Should the Eagles be all-in on trading for Darius Slay?

ESPN’s Adam Schefter cited today that the Detroit Lions have fielded multiple calls about cornerback Darius Slay. This comes on the back of a hypothetical trade-scenario posted by ESPN that had the Eagles trading for the three-time Pro Bowler. But just how interested should they be?

There’s no questioning that the Eagles secondary is facing a total makeover. Ronald Darby and Jalen Mills are both free agents, and former DB Coach Cory Undlin is now the Lions’ defensive coordinator (remember that for later). The Birds’ are left with a handful of young talent that has struggled to stand out consistently, or at least prove to the coaching staff that they’re ready for a full-time role. Help is on the way, but with Byron Jones likely hitting free agency and a nice draft class, should the Eagles jump the gun?

The player

There is no doubting that Slay is an elite cornerback in the prime of his career. At 29-years old, he’s entering the final year of a contract that will see him carry a cap-hit of $13.4M. This seems pricy, but he is coming off a year where he recorded 2 picks and 10 passes defensed in 12 games played along with 23 solo tackles.

Slay excels in man-coverage, with impressive speed and instincts to feel his way down routes while able to keep an eye on the ball and adjust for its flight path, playing the pigskin as opposed to the receiver and drawing fewer penalties as a result. He’s aggressive at the line-of-scrimmage and is at his best when scanning the field and peeling off his assignment to make a heroic play.

However, his production has dropped over the last few seasons and while this can be attributed to the entire defense struggling to battle against the tide, he has five picks in the last two years combined after a stunning eight in 2017 alone, for instance…a year where he had TWENTY SIX passes defensed (Spoiler: Their defense was bad then as well) The Lions also ranked at the bottom of the league in passing yards, which again is less than ideal but not truly reflective of his play.

Slay allowed a 55% completion percentage in 2019 and a 46.8% in 2018, giving up 9 touchdowns combined in those two years. Not bad…

The price

What we have to bear in mind here is that this would be a one-year rental. Already costing $13.4M against the cap, the incentive would be to sign Slay to a long-term extension. That’s all well and good, but he’s going to want top dollar.
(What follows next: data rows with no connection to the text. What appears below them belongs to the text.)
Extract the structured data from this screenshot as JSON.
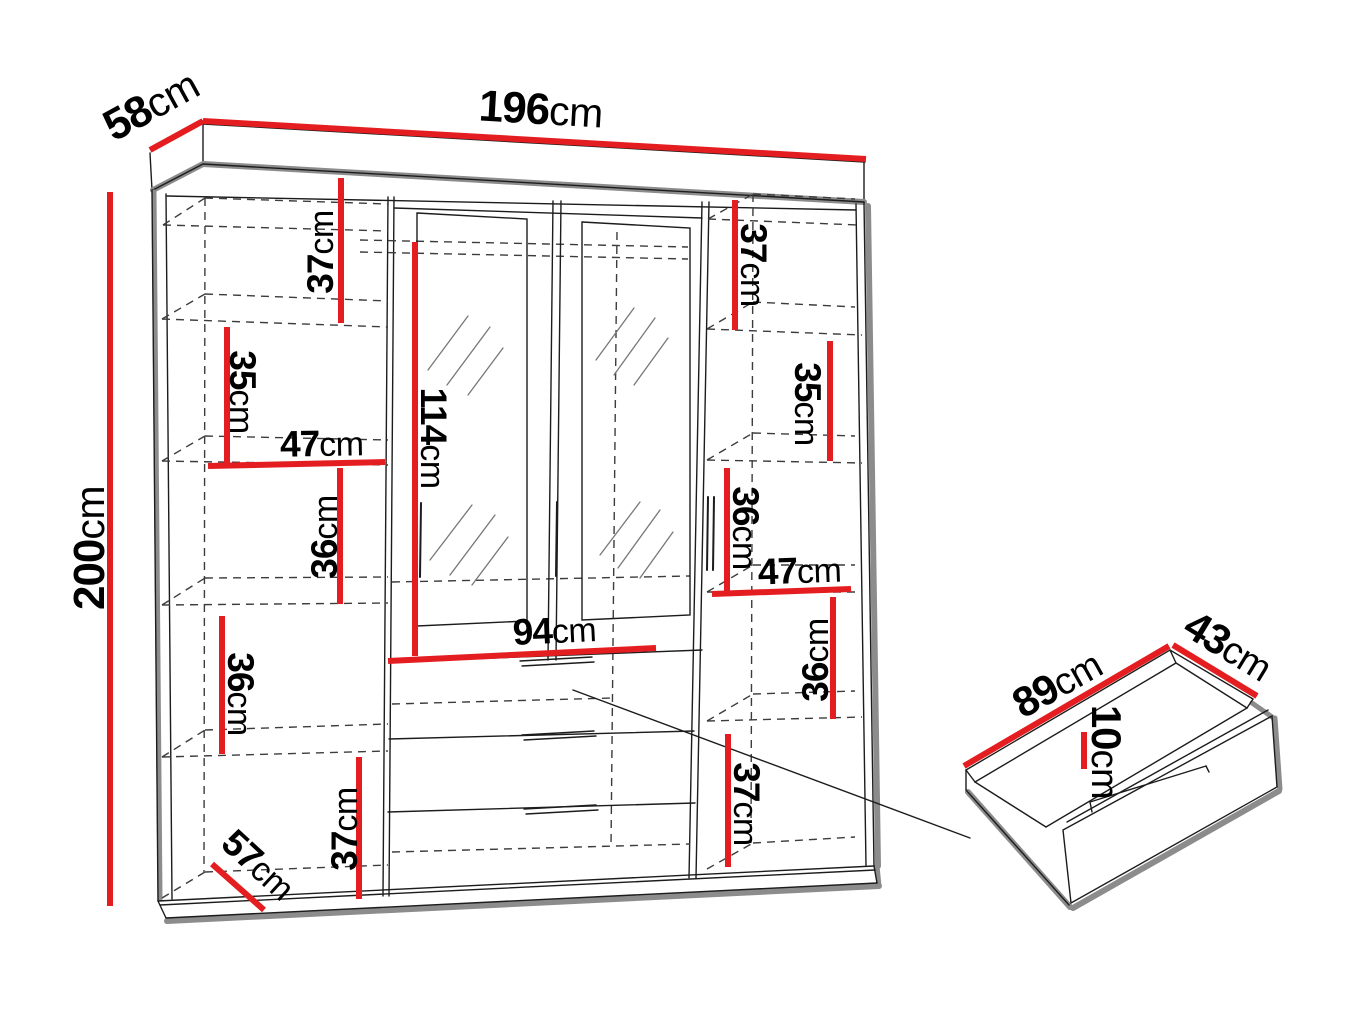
{
  "diagram": {
    "kind": "wardrobe-dimension-diagram",
    "unit": "cm"
  },
  "colors": {
    "red": "#e41e20",
    "outline": "#1c1c1c",
    "shadow": "#8c8c8c",
    "hidden": "#3c3c3c",
    "hatch": "#777777",
    "bg": "#ffffff"
  },
  "labels": [
    {
      "id": "width-top",
      "num": "196",
      "unit": "cm"
    },
    {
      "id": "depth-top",
      "num": "58",
      "unit": "cm"
    },
    {
      "id": "height-left",
      "num": "200",
      "unit": "cm"
    },
    {
      "id": "left-gap-1",
      "num": "37",
      "unit": "cm"
    },
    {
      "id": "left-gap-2",
      "num": "35",
      "unit": "cm"
    },
    {
      "id": "left-shelf-width",
      "num": "47",
      "unit": "cm"
    },
    {
      "id": "left-gap-3",
      "num": "36",
      "unit": "cm"
    },
    {
      "id": "left-gap-4",
      "num": "36",
      "unit": "cm"
    },
    {
      "id": "left-gap-5",
      "num": "37",
      "unit": "cm"
    },
    {
      "id": "left-bottom-depth",
      "num": "57",
      "unit": "cm"
    },
    {
      "id": "mirror-height",
      "num": "114",
      "unit": "cm"
    },
    {
      "id": "center-width",
      "num": "94",
      "unit": "cm"
    },
    {
      "id": "right-gap-1",
      "num": "37",
      "unit": "cm"
    },
    {
      "id": "right-gap-2",
      "num": "35",
      "unit": "cm"
    },
    {
      "id": "right-gap-3",
      "num": "36",
      "unit": "cm"
    },
    {
      "id": "right-shelf-width",
      "num": "47",
      "unit": "cm"
    },
    {
      "id": "right-gap-4",
      "num": "36",
      "unit": "cm"
    },
    {
      "id": "right-gap-5",
      "num": "37",
      "unit": "cm"
    },
    {
      "id": "drawer-width",
      "num": "89",
      "unit": "cm"
    },
    {
      "id": "drawer-depth",
      "num": "43",
      "unit": "cm"
    },
    {
      "id": "drawer-height",
      "num": "10",
      "unit": "cm"
    }
  ]
}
And if we compare him to the average salaries of the most expensive corners in the league…

Xavien Howard: $15.1M
Trumaine Johnson: $14.2M
Xavier Rhodes: $14M

…it’s safe to say he will want a similar payday. You can make the argument that he isn’t realistically a top-10 corner anymore (subject to change).
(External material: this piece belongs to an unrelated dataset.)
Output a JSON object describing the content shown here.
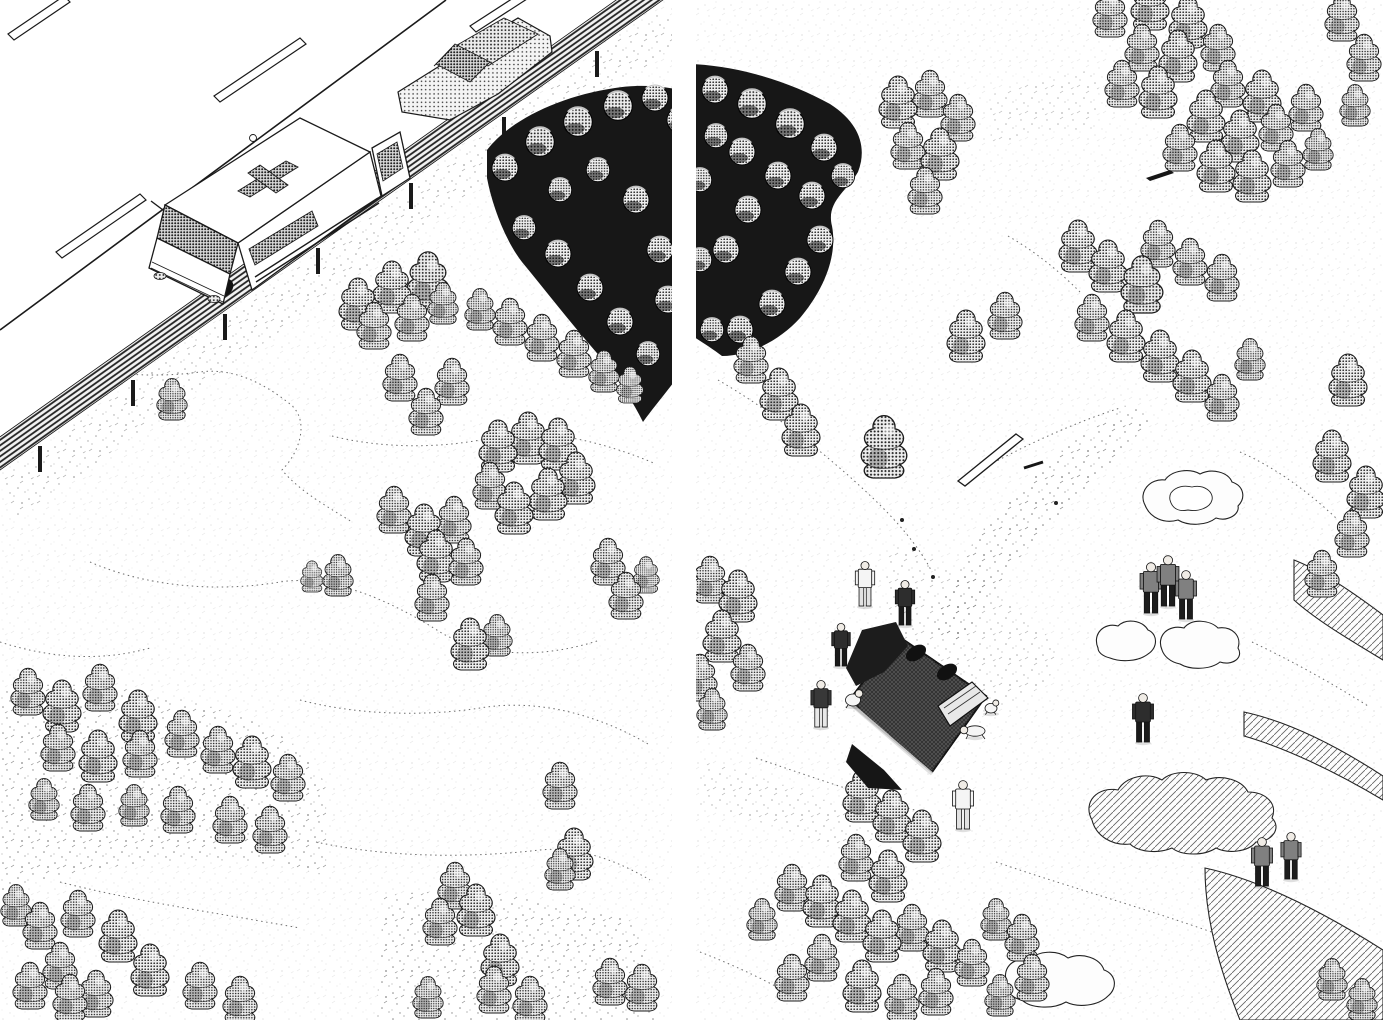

If we’re to name top-10 corners off the dome (This is subjective so feel free to disagree), how far down the list do you go until Slay’s name pops into mind?

Stephon Gilmore
Marshon Lattimore
Tre’davious White
Marlon Humphrey
Richard Sherman
Marcus Peters
Jalen Ramsey

You get the picture.

The issue here is that the Eagles really don’t like giving money upfront, just ask Malcolm Jenkins. It’s backloaded deals laden with incentives and room for manouverabiltiy. If the Eagles are going to be paying that kind of money, why not just go all-in on the younger, more schematically fitting Byron Jones on a long-term deal where you don’t give up assets?

The trade itself

The ESPN Trade machine article noted that the Eagles could give up Sidney Jones and a third-round pick. This makes sense due to the fact that Undlin is now the Lions’ defensive coordinator and has worked with Jones his entire career. The compensatory picks may push the Eagles into giving one up knowing they have plenty more at their disposal, too.

But what’s the motive of a trade for Slay? Is he a borderline elite talent? I don’t know. He’s absolutely an upgrade over what the Eagles have now, but this kind of move has to come with a pre-meditated aim to build the position. Slay is slightly older and if they can sign him to a shorter-term deal, it buys them time to develop the next in line. If Slay doesn’t play ball and wants a five-year deal, that’s where this may get problematic.

The Eagles need to work out how they want to construct the cornerback position. If it’s through the youth infusion and development, let Slay take the reins. if it’s ready to win now, go all-in on Byron Jones and beyond.